20 de fevereiro de 2015

Foi mesmo assim, como estou te dizendo... Fiquei boquiaberta! Ela me contou que a sua vizinha lhe garantiu, assim, por baixo dos panos, que a coisa é séria... Todos da família estão preocupados – foi a amiga da tia dela que confirmou: a menina saiu de casa, durante o carnaval, e nem sequer telefonou para dizer onde ela estava; certamente andando por aí... Deus me livre! A coisa vai embananar, quero só ver! Coitados, também, vivendo daquele jeito, como se o mundo fosse deles, né?... Tenho muita pena, estou rezando pela coitada da mãe, tão sofredora... 

"Rezando pela coitada da mãe"... Uma atitude tão piedosa, tão cheia de boas intenções quanto de palavras jogadas ao vento. É uma doença muito perigosa: falar da vida alheia, passar adiante o que fulano contou do que sicrano disse sobre a vida de beltrano... Espalha-se o fogo ardente do mexerico, que um bom dicionário chama de babado, bisbilhotice, boato, calúnia, detração, disse que disse, enredo, difamação, falatório, fofoca, futrica, fuxico, indiscrição, injúria, intriga, mexericada, tecedura, trica... O que já nos dá uma ideia de quanto seja antiga e alastrada essa prática tão substantivada, que se poderia sintetizar com um só verbete: maledicência.

Muitos não se dão conta de como essa prática está prenhe de desconfiômetro – nos telefonemas informais, nas curtições do Facebook, nos recadinhos do WhatsApp ou nas twitadas do dia a dia. Chega-se mesmo a pensar que o fuxico é "informação" ou "troca de impressões" bem intencionadas.
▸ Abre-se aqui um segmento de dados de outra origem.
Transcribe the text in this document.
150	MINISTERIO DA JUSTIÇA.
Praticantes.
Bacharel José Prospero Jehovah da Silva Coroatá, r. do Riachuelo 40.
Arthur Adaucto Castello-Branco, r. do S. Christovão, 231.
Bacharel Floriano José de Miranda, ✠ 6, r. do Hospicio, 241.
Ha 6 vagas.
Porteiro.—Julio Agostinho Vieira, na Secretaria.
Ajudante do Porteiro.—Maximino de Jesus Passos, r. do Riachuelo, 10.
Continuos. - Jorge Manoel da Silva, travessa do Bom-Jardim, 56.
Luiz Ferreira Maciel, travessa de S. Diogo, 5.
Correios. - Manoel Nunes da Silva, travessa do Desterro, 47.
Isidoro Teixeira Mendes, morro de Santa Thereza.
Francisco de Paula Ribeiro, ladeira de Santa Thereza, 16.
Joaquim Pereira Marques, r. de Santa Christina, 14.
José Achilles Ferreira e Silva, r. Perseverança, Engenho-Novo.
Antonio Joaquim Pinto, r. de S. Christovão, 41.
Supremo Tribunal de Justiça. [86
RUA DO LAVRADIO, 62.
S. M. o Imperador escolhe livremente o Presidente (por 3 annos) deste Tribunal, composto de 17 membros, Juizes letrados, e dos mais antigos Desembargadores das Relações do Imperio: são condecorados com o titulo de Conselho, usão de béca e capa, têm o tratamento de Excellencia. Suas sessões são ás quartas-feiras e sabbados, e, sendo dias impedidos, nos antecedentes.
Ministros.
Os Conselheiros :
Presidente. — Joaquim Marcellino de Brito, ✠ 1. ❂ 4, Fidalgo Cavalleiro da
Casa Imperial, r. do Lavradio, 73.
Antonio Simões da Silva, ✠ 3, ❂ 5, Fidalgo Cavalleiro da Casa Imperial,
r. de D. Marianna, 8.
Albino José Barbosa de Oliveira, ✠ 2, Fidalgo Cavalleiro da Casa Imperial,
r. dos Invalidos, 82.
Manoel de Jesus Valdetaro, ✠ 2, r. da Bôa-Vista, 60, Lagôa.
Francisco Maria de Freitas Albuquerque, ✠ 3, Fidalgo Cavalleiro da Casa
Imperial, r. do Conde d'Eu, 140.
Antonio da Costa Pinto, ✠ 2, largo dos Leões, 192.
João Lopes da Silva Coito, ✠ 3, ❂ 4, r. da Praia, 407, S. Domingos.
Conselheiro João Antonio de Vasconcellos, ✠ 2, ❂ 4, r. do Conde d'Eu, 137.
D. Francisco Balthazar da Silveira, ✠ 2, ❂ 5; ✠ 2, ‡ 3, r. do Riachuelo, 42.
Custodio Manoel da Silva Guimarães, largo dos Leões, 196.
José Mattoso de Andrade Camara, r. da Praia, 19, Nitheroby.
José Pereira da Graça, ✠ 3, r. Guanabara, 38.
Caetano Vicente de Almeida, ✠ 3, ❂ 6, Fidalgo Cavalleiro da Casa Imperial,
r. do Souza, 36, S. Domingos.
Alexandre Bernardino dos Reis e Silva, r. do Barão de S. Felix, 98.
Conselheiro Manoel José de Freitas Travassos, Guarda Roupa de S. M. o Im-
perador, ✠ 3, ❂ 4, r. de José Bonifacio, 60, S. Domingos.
É assim que se escorrega na ladeira da intriga e do boato, sem calcular o gesto discriminador, sem diferençar o público do privado, sem discernir o lado “do outro” ou “dos outros” atingidos pelo desacerto de uma fala inconsequente.

Para os brasileiros nordestinos, um exemplo foi o “troco” que se deu aos cidadãos paulistas, com gozações, desenhos, piadinhas de mau gosto, logo que a mídia noticiou a falta d´água que eles estão sofrendo, especialmente os tantos pobres que vivem na periferia paulista. Chegou-se até a esquecer a nossa realidade, da secura do sertão, como se a secura de lá fosse diversa da nossa, porque “eles, sim, estão a merecer, pelo que já desdenharam de nós”.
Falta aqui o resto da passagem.